VIAAS Support
Camera Framing
Camera framing is deciding how you want to mount your VIAAS Camera. Your first decision is what do you want to see, and the second is how to best use your camera to accomplish it.
Deciding what you want to see is really a question of your goals. If you want to be able to recognize who is coming in and out of your lobby, place the camera someplace where it is likely to get a facial shot as they enter. If you want to watch cars in your parking lot, decide if you need license plates or not and mount the camera appropriately. These tend to be pretty easy decisions once you think about what you want to see on a video a week after the event occurred - what information do you need to make a decision, if what you see is the only data you have.
From a technical point of view there a two issues to consider - image quality and IntelEvent™ triggers.
Image Quality
For good image quality, you need light - the better the light, the better the image you will capture. Good light is bright and consistent across the entire frame. VIAAS Camera One Ultra High Dynamic Range is relatively immune to lighting issues. However, it is important to know it works by first making sure the darkest area of the image are good enough, then extending the dynamic range to cover the brightest areas. If you have poor image quality, the best fix is to increase the light in the darkest areas (<10 lux) or to adjust the camera framing to eliminate dark areas.
Another situation to avoid is sharp transitions in frame lighting. This is most often encountered as somebody opens a tinted door to a brightly lit outdoor area, flooding your room with light. In this situation, consider pointing the camera away from the door and capturing images as people leave, before they open the door on the way out.
The final consideration is low light . If you want very good performance at night with very low light, use an IR Illuminator. They are inexpensive and very effective. VIAAS Camera One works well in night mode on its own down to about 1lux, and has usable images down to 0.1lux. Almost any "legal" indoor workplace lighting including emergency lighting will work well. But when you want to catch the deer in your backyard by starlight, use an IR Illuminator.
VIAAS IntelEvent™ Capture
VIAAS Cameras use intelligent object based motion detection to capture images when things happen, and ignore what doesn't matter. It is tuned to fire aggressively, under the assumption you don't want to miss anything. It works extremely well, but it needs some help in certain circumstances.
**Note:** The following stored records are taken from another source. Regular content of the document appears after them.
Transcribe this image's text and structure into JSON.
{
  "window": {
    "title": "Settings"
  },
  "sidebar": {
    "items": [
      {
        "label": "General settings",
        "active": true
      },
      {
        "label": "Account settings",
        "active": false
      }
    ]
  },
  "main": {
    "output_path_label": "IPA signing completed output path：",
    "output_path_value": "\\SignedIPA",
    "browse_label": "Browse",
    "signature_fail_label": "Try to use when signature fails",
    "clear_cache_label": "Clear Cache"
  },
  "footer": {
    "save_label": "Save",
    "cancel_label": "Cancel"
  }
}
The most common issue - you have things in the foreground you want to capture (people on a sidewalk) but things in the back ground (cars on the street) that move a lot. You end up with a huge number of images of cars and a few of people. Random small movement such as waves or trees in the wind are filtered effectively - the only issue is relatively large things moving coherently.
VIAAS IntelEvents offer two tools to help you, masks and sensitivity. Masks work if you have separation of location on the screen (the cars are in a different part of the screen from the people) and sensitivity works if you have different size objects (people in foreground are large, cars in background are small). If you don't have one of these, you need to re-frame the image - zoom in to narrow the field, mount the camera higher or lower to get better separation, or change the camera aim to eliminate one of the motion types.